I'm proud to sign the Heartbeat Bill into law today. Watch here: https://t.co/umIjINUV9T
— Gov. Bill Lee (@GovBillLee) July 13, 2020
As previously reported by Live Action News:
According to the Tennessean, this heartbeat bill differs from others that have been challenged in the courts because it includes additional abortion restrictions. If the courts strike down the heartbeat ban (note: the heartbeat can usually be detected at five to six weeks gestation), this measure automatically goes on to enact abortion bans at eight, 10, 12, 15, 18, 20, 21, 22, 23 and 24 weeks of gestation.
According to News Channel 3 Memphis, Lee made a video statement on the signing. In the video, Lee said, “Life is precious and everything that is precious is worthy protecting. We know that in Tennessee and I certainly know that in my heart, which is why we worked so hard together with the legislature to make sure that this piece of legislation got done.”
However, Channel 3 also noted that U.S. District Judge William Campbell in Nashville granted a temporary restraining order to Planned Parenthood, the American Civil Liberties Union and the Center for Reproductive Rights, who “filed the lawsuit hours after the bill passed.” Campbell said he is “bound by the Supreme Court holdings prohibiting undue burdens on the availability of pre-viability abortions.” The news outlet added:
Supporters of these type of bills hope lawsuits over them head to an increasingly conservative U.S. Supreme Court in hopes of ending the constitutional right to abortion protected under the 1973 Roe v. Wade landmark ruling.

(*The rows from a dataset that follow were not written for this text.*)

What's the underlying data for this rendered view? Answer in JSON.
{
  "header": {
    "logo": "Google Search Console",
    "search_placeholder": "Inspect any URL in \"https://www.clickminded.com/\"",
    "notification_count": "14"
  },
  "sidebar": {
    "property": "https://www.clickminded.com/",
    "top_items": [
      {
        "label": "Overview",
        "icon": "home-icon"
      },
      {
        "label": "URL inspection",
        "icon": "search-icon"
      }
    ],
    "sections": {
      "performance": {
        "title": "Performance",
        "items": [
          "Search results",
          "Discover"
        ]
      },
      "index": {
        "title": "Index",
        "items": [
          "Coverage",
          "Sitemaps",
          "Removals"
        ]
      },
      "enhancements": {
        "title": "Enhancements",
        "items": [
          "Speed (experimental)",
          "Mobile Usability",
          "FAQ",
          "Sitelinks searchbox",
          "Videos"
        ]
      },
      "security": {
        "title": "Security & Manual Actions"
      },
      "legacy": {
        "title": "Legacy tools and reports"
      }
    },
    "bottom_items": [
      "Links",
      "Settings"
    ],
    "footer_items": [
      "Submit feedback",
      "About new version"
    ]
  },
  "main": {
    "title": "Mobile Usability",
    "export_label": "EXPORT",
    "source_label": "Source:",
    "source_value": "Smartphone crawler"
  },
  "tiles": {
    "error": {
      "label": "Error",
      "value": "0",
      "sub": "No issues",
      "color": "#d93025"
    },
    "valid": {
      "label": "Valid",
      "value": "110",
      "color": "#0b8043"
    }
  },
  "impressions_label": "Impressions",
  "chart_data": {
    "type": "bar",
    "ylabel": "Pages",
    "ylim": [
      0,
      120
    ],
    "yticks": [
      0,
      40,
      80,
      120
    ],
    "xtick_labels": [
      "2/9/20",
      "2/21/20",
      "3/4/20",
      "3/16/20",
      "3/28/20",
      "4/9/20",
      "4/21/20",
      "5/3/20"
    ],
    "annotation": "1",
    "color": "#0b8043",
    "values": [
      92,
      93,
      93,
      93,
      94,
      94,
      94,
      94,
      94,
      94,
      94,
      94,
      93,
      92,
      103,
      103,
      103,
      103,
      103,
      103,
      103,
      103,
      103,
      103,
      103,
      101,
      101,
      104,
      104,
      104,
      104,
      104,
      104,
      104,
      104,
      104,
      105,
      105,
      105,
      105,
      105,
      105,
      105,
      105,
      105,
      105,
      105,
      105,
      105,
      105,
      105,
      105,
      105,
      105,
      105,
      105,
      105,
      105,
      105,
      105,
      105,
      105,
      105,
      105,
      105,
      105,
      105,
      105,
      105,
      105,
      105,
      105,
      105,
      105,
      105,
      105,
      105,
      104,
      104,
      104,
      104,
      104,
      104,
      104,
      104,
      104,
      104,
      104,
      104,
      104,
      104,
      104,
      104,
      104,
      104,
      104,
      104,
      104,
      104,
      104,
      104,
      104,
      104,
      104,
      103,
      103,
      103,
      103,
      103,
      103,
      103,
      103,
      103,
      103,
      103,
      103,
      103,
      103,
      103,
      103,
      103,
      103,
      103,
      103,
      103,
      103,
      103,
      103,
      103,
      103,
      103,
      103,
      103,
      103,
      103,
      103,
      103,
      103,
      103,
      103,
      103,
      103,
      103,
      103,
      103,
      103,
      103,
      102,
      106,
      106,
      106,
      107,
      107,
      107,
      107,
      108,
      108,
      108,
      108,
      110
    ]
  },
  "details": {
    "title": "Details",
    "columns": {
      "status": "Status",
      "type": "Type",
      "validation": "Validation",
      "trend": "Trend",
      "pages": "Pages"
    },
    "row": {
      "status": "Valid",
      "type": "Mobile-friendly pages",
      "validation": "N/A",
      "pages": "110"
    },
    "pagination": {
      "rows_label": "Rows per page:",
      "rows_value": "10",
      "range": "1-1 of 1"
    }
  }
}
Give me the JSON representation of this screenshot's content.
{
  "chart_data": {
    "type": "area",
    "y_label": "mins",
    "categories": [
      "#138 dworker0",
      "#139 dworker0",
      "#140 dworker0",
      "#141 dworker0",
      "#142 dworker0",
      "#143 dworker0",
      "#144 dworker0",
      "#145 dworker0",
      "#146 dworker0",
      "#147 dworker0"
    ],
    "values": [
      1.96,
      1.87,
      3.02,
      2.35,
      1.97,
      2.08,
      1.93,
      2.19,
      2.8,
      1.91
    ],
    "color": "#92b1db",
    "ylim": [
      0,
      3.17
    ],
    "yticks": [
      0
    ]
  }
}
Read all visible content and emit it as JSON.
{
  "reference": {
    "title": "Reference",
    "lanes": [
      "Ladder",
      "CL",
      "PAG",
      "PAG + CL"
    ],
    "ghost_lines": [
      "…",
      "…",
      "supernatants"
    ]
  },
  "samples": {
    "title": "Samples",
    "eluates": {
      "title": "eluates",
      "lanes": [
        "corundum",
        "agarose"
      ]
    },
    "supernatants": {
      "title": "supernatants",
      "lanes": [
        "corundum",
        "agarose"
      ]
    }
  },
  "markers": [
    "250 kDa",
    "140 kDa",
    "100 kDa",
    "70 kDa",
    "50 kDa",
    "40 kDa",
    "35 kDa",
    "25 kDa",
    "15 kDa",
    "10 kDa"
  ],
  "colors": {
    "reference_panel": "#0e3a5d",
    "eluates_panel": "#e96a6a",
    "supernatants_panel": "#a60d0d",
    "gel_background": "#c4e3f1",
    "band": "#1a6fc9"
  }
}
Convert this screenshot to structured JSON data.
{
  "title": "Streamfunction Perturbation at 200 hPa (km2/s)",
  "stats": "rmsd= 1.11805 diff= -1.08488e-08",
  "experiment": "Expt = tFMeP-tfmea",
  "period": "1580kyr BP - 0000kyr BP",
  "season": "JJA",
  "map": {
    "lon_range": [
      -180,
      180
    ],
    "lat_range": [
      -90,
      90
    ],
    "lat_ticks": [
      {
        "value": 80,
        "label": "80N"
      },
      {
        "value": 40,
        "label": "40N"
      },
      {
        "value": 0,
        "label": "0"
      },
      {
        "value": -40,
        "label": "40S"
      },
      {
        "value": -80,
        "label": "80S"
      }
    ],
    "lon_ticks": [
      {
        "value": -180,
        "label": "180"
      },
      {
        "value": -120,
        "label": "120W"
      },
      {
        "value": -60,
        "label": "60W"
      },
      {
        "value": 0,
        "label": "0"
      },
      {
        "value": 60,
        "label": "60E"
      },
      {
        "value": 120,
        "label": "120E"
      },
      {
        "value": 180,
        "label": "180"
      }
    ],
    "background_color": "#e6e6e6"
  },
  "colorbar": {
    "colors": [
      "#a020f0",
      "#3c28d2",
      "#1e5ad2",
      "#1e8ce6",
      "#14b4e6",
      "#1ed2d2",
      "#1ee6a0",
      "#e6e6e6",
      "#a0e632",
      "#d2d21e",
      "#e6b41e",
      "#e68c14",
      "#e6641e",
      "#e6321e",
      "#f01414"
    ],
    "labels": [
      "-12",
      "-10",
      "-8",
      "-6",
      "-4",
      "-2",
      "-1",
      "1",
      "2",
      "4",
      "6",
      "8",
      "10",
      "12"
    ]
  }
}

Lee, who announced the legislation in January alongside Republican lawmakers, said during a livestream from his desk Monday that he was signing “arguably the most conservative, pro-life piece of legislation in the country.”
Plaintiffs seeking to block the law quickly let the court know it was signed and became effective immediately, “meaning that nearly all abortions in Tennessee have been criminalized.” The court’s ruling followed shortly after, keeping the law blocked pending a July 24 hearing.